Contrary to many statements on the web, mmap is particularly suitable for sequential reading and writing due to its non-tangent state, but due to the size limitation in sun.nio.ch.FileChannelImpl#map(MapMode mode, long position, long size), only an int value can be passed, so If 2G is used as the threshold for large or small files, it is generally advantageous to use mmap to read and write files smaller than 2G. This is also exploited in RocketMQ, where the commitLog size is sliced by 1G to make it easier to use mmap. By the way, I forgot to mention that RocketMQ and other message queues use mmap all the time.

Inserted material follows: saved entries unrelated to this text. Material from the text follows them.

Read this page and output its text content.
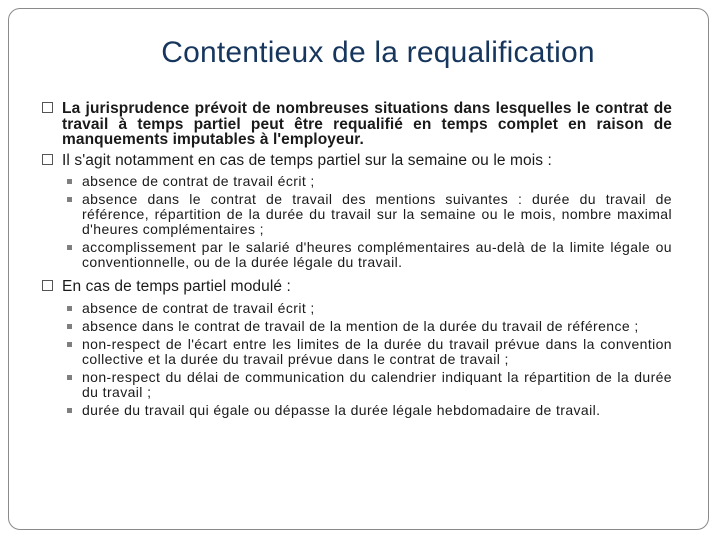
Contentieux de la requalification
La jurisprudence prévoit de nombreuses situations dans lesquelles le contrat de travail à temps partiel peut être requalifié en temps complet en raison de manquements imputables à l'employeur.
Il s'agit notamment en cas de temps partiel sur la semaine ou le mois :
absence de contrat de travail écrit ;
absence dans le contrat de travail des mentions suivantes : durée du travail de référence, répartition de la durée du travail sur la semaine ou le mois, nombre maximal d'heures complémentaires ;
accomplissement par le salarié d'heures complémentaires au-delà de la limite légale ou conventionnelle, ou de la durée légale du travail.
En cas de temps partiel modulé :
absence de contrat de travail écrit ;
absence dans le contrat de travail de la mention de la durée du travail de référence ;
non-respect de l'écart entre les limites de la durée du travail prévue dans la convention collective et la durée du travail prévue dans le contrat de travail ;
non-respect du délai de communication du calendrier indiquant la répartition de la durée du travail ;
durée du travail qui égale ou dépasse la durée légale hebdomadaire de travail.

Reads and Writes in a cpu crunch

In most scenarios, the combination of a FileChannel and a read/write buffer has an advantage over mmap, or a tie, but in cpu-critical reads and writes, using mmap for reads and writes is often optimized, based on the fact that mmap does not overwhelm the cpu with user-state and kernel-state switching (but then takes on the overhead of dynamic mapping and asynchronous memory reclamation).

Special hardware and software factors

For example, persistent memory Pmem, different generations of SSDs, different CPUs, different cores, different file systems, different file system mounts, etc. all affect the speed of mmap and filechannel read/write, because they correspond to different system calls. Only after benchmarking will we know how fast or slow they are.